Il paradosso è che in quella che agli adulti appare come una sfida alla morte c’è in realtà un amore per la vita, ma distorto, come se il senso della vita, in alcuni momenti, coincidesse con il rischio.
Il Messaggio per la ventinovesima Giornata per la vita, che quest’anno si celebra il 4 febbraio, è dedicato appunto all’amore per la vita e non poteva non ricordare anche i giovani, anzi, soprattutto i giovani. Ammonendo gli adulti: non voltate la testa, non limitatevi a disapprovare. Ma amate per primi. Esercitando la virtù della sapienza e cercando di capire. Anche questo significa amare: cercare di capire. Don Paolo Giulietti, responsabile del Servizio nazionale per la pastorale giovanile, in mezzo ai giovani ci vive. Li incontra ogni giorno. E ne ha accompagnati a migliaia alle Giornate mondiali della gioventù. In queste settimane già guarda all’Agorà dei giovani italiani, in programma a Loreto i primi due giorni di settembre, non a caso sul tema «Come io vi ho amato». «Non è che i giovani non amino la vita – spiega Giulietti – ma spesso è un amore selettivo.
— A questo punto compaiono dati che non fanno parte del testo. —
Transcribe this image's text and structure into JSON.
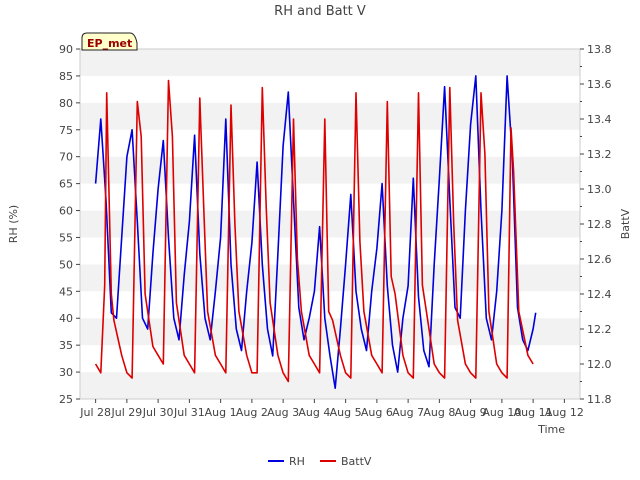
{
  "chart_data": {
    "type": "line",
    "title": "RH and Batt V",
    "xlabel": "Time",
    "ylabel_left": "RH (%)",
    "ylabel_right": "BattV",
    "station_label": "EP_met",
    "x_ticks": [
      "Jul 28",
      "Jul 29",
      "Jul 30",
      "Jul 31",
      "Aug 1",
      "Aug 2",
      "Aug 3",
      "Aug 4",
      "Aug 5",
      "Aug 6",
      "Aug 7",
      "Aug 8",
      "Aug 9",
      "Aug 10",
      "Aug 11",
      "Aug 12"
    ],
    "x_tick_labels": [
      "Jul 28",
      "Jul 29",
      "Jul 30",
      "Jul 31",
      "Aug 1",
      "Aug 2",
      "Aug 3",
      "Aug 4",
      "Aug 5",
      "Aug 6",
      "Aug 7",
      "Aug 8",
      "Aug 9",
      "Aug 10",
      "Aug 11",
      "Aug 12"
    ],
    "ylim_left": [
      25,
      90
    ],
    "yticks_left": [
      25,
      30,
      35,
      40,
      45,
      50,
      55,
      60,
      65,
      70,
      75,
      80,
      85,
      90
    ],
    "ylim_right": [
      11.8,
      13.8
    ],
    "yticks_right": [
      11.8,
      12.0,
      12.2,
      12.4,
      12.6,
      12.8,
      13.0,
      13.2,
      13.4,
      13.6,
      13.8
    ],
    "grid": "horizontal bands",
    "legend_position": "bottom-center",
    "series": [
      {
        "name": "RH",
        "axis": "left",
        "color": "#0000dd",
        "points": [
          [
            "Jul 28 00:00",
            65
          ],
          [
            "Jul 28 04:00",
            77
          ],
          [
            "Jul 28 08:00",
            62
          ],
          [
            "Jul 28 12:00",
            41
          ],
          [
            "Jul 28 16:00",
            40
          ],
          [
            "Jul 28 20:00",
            55
          ],
          [
            "Jul 29 00:00",
            70
          ],
          [
            "Jul 29 04:00",
            75
          ],
          [
            "Jul 29 08:00",
            58
          ],
          [
            "Jul 29 12:00",
            40
          ],
          [
            "Jul 29 16:00",
            38
          ],
          [
            "Jul 29 20:00",
            52
          ],
          [
            "Jul 30 00:00",
            64
          ],
          [
            "Jul 30 04:00",
            73
          ],
          [
            "Jul 30 08:00",
            55
          ],
          [
            "Jul 30 12:00",
            40
          ],
          [
            "Jul 30 16:00",
            36
          ],
          [
            "Jul 30 20:00",
            48
          ],
          [
            "Jul 31 00:00",
            58
          ],
          [
            "Jul 31 04:00",
            74
          ],
          [
            "Jul 31 08:00",
            52
          ],
          [
            "Jul 31 12:00",
            40
          ],
          [
            "Jul 31 16:00",
            36
          ],
          [
            "Jul 31 20:00",
            45
          ],
          [
            "Aug 1 00:00",
            55
          ],
          [
            "Aug 1 04:00",
            77
          ],
          [
            "Aug 1 08:00",
            50
          ],
          [
            "Aug 1 12:00",
            38
          ],
          [
            "Aug 1 16:00",
            34
          ],
          [
            "Aug 1 20:00",
            45
          ],
          [
            "Aug 2 00:00",
            54
          ],
          [
            "Aug 2 04:00",
            69
          ],
          [
            "Aug 2 08:00",
            50
          ],
          [
            "Aug 2 12:00",
            38
          ],
          [
            "Aug 2 16:00",
            33
          ],
          [
            "Aug 2 20:00",
            52
          ],
          [
            "Aug 3 00:00",
            72
          ],
          [
            "Aug 3 04:00",
            82
          ],
          [
            "Aug 3 08:00",
            62
          ],
          [
            "Aug 3 12:00",
            42
          ],
          [
            "Aug 3 16:00",
            36
          ],
          [
            "Aug 3 20:00",
            40
          ],
          [
            "Aug 4 00:00",
            45
          ],
          [
            "Aug 4 04:00",
            57
          ],
          [
            "Aug 4 08:00",
            40
          ],
          [
            "Aug 4 12:00",
            33
          ],
          [
            "Aug 4 16:00",
            27
          ],
          [
            "Aug 4 20:00",
            38
          ],
          [
            "Aug 5 00:00",
            50
          ],
          [
            "Aug 5 04:00",
            63
          ],
          [
            "Aug 5 08:00",
            45
          ],
          [
            "Aug 5 12:00",
            38
          ],
          [
            "Aug 5 16:00",
            34
          ],
          [
            "Aug 5 20:00",
            45
          ],
          [
            "Aug 6 00:00",
            53
          ],
          [
            "Aug 6 04:00",
            65
          ],
          [
            "Aug 6 08:00",
            46
          ],
          [
            "Aug 6 12:00",
            35
          ],
          [
            "Aug 6 16:00",
            30
          ],
          [
            "Aug 6 20:00",
            40
          ],
          [
            "Aug 7 00:00",
            46
          ],
          [
            "Aug 7 04:00",
            66
          ],
          [
            "Aug 7 08:00",
            44
          ],
          [
            "Aug 7 12:00",
            34
          ],
          [
            "Aug 7 16:00",
            31
          ],
          [
            "Aug 7 20:00",
            50
          ],
          [
            "Aug 8 00:00",
            66
          ],
          [
            "Aug 8 04:00",
            83
          ],
          [
            "Aug 8 08:00",
            62
          ],
          [
            "Aug 8 12:00",
            42
          ],
          [
            "Aug 8 16:00",
            40
          ],
          [
            "Aug 8 20:00",
            60
          ],
          [
            "Aug 9 00:00",
            76
          ],
          [
            "Aug 9 04:00",
            85
          ],
          [
            "Aug 9 08:00",
            60
          ],
          [
            "Aug 9 12:00",
            40
          ],
          [
            "Aug 9 16:00",
            36
          ],
          [
            "Aug 9 20:00",
            45
          ],
          [
            "Aug 10 00:00",
            60
          ],
          [
            "Aug 10 04:00",
            85
          ],
          [
            "Aug 10 08:00",
            70
          ],
          [
            "Aug 10 12:00",
            42
          ],
          [
            "Aug 10 16:00",
            36
          ],
          [
            "Aug 10 20:00",
            34
          ],
          [
            "Aug 11 00:00",
            38
          ],
          [
            "Aug 11 02:00",
            41
          ]
        ]
      },
      {
        "name": "BattV",
        "axis": "right",
        "color": "#dd0000",
        "points": [
          [
            "Jul 28 00:00",
            12.0
          ],
          [
            "Jul 28 04:00",
            11.95
          ],
          [
            "Jul 28 07:00",
            12.45
          ],
          [
            "Jul 28 08:30",
            13.55
          ],
          [
            "Jul 28 12:00",
            12.4
          ],
          [
            "Jul 28 14:00",
            12.25
          ],
          [
            "Jul 28 20:00",
            12.05
          ],
          [
            "Jul 29 00:00",
            11.95
          ],
          [
            "Jul 29 04:00",
            11.92
          ],
          [
            "Jul 29 08:00",
            13.5
          ],
          [
            "Jul 29 11:00",
            13.3
          ],
          [
            "Jul 29 14:00",
            12.4
          ],
          [
            "Jul 29 20:00",
            12.1
          ],
          [
            "Jul 30 00:00",
            12.05
          ],
          [
            "Jul 30 04:00",
            12.0
          ],
          [
            "Jul 30 08:00",
            13.62
          ],
          [
            "Jul 30 11:00",
            13.3
          ],
          [
            "Jul 30 14:00",
            12.35
          ],
          [
            "Jul 30 20:00",
            12.05
          ],
          [
            "Jul 31 00:00",
            12.0
          ],
          [
            "Jul 31 04:00",
            11.95
          ],
          [
            "Jul 31 08:00",
            13.52
          ],
          [
            "Jul 31 11:00",
            12.9
          ],
          [
            "Jul 31 14:00",
            12.3
          ],
          [
            "Jul 31 20:00",
            12.05
          ],
          [
            "Aug 1 00:00",
            12.0
          ],
          [
            "Aug 1 04:00",
            11.95
          ],
          [
            "Aug 1 08:00",
            13.48
          ],
          [
            "Aug 1 11:00",
            12.8
          ],
          [
            "Aug 1 14:00",
            12.3
          ],
          [
            "Aug 1 20:00",
            12.05
          ],
          [
            "Aug 2 00:00",
            11.95
          ],
          [
            "Aug 2 04:00",
            11.95
          ],
          [
            "Aug 2 08:00",
            13.58
          ],
          [
            "Aug 2 11:00",
            12.9
          ],
          [
            "Aug 2 14:00",
            12.35
          ],
          [
            "Aug 2 20:00",
            12.05
          ],
          [
            "Aug 3 00:00",
            11.95
          ],
          [
            "Aug 3 04:00",
            11.9
          ],
          [
            "Aug 3 08:00",
            13.4
          ],
          [
            "Aug 3 11:00",
            12.6
          ],
          [
            "Aug 3 14:00",
            12.3
          ],
          [
            "Aug 3 20:00",
            12.05
          ],
          [
            "Aug 4 00:00",
            12.0
          ],
          [
            "Aug 4 04:00",
            11.95
          ],
          [
            "Aug 4 08:00",
            13.4
          ],
          [
            "Aug 4 11:00",
            12.3
          ],
          [
            "Aug 4 14:00",
            12.25
          ],
          [
            "Aug 4 20:00",
            12.05
          ],
          [
            "Aug 5 00:00",
            11.95
          ],
          [
            "Aug 5 04:00",
            11.92
          ],
          [
            "Aug 5 08:00",
            13.55
          ],
          [
            "Aug 5 11:00",
            12.7
          ],
          [
            "Aug 5 14:00",
            12.3
          ],
          [
            "Aug 5 20:00",
            12.05
          ],
          [
            "Aug 6 00:00",
            12.0
          ],
          [
            "Aug 6 04:00",
            11.95
          ],
          [
            "Aug 6 08:00",
            13.5
          ],
          [
            "Aug 6 11:00",
            12.5
          ],
          [
            "Aug 6 14:00",
            12.4
          ],
          [
            "Aug 6 20:00",
            12.05
          ],
          [
            "Aug 7 00:00",
            11.95
          ],
          [
            "Aug 7 04:00",
            11.92
          ],
          [
            "Aug 7 08:00",
            13.55
          ],
          [
            "Aug 7 11:00",
            12.45
          ],
          [
            "Aug 7 14:00",
            12.3
          ],
          [
            "Aug 7 20:00",
            12.0
          ],
          [
            "Aug 8 00:00",
            11.95
          ],
          [
            "Aug 8 04:00",
            11.92
          ],
          [
            "Aug 8 08:00",
            13.58
          ],
          [
            "Aug 8 11:00",
            12.8
          ],
          [
            "Aug 8 14:00",
            12.25
          ],
          [
            "Aug 8 20:00",
            12.0
          ],
          [
            "Aug 9 00:00",
            11.95
          ],
          [
            "Aug 9 04:00",
            11.92
          ],
          [
            "Aug 9 08:00",
            13.55
          ],
          [
            "Aug 9 11:00",
            13.2
          ],
          [
            "Aug 9 14:00",
            12.3
          ],
          [
            "Aug 9 20:00",
            12.0
          ],
          [
            "Aug 10 00:00",
            11.95
          ],
          [
            "Aug 10 04:00",
            11.92
          ],
          [
            "Aug 10 07:00",
            13.35
          ],
          [
            "Aug 10 09:00",
            13.1
          ],
          [
            "Aug 10 13:00",
            12.3
          ],
          [
            "Aug 10 20:00",
            12.05
          ],
          [
            "Aug 11 00:00",
            12.0
          ]
        ]
      }
    ]
  }
}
Non la amano tutta, la vita. E non sempre. Costa loro fatica riuscire a dare un senso a ogni aspetto dell’esistenza, dalla scuola al lavoro». E il gusto del rischio, che a volte li conduce a scelte fatali? «Nessun giovane rischia per il semplice gusto di rischiare. Rischia per potersi sentire qualcuno e farsi apprezzare dagli amici. Il rischio può essere il tentativo di riempire il vuoto di senso. Ma non vedo un “amore per la morte”. Semmai c’è la convinzione, errata, che sia tutto reversibile e nulla irrimediabile, che si possa sempre tornare indietro come se la vita fosse un videogioco».
Vien da pensare che anche tra gli adulti si notano questi atteggiamenti. Pure loro, i geni-tori, possono bere fino a stordirsi, drogarsi e lanciarsi in corse pazze a bordo dei loro bolidi. La «cultura del rischio» non è prerogativa giovanile. E il sospetto è che certi adulti preferiscano parlare dello scarso amore per la vita da parte dei figli, piuttosto che affrontare il proprio.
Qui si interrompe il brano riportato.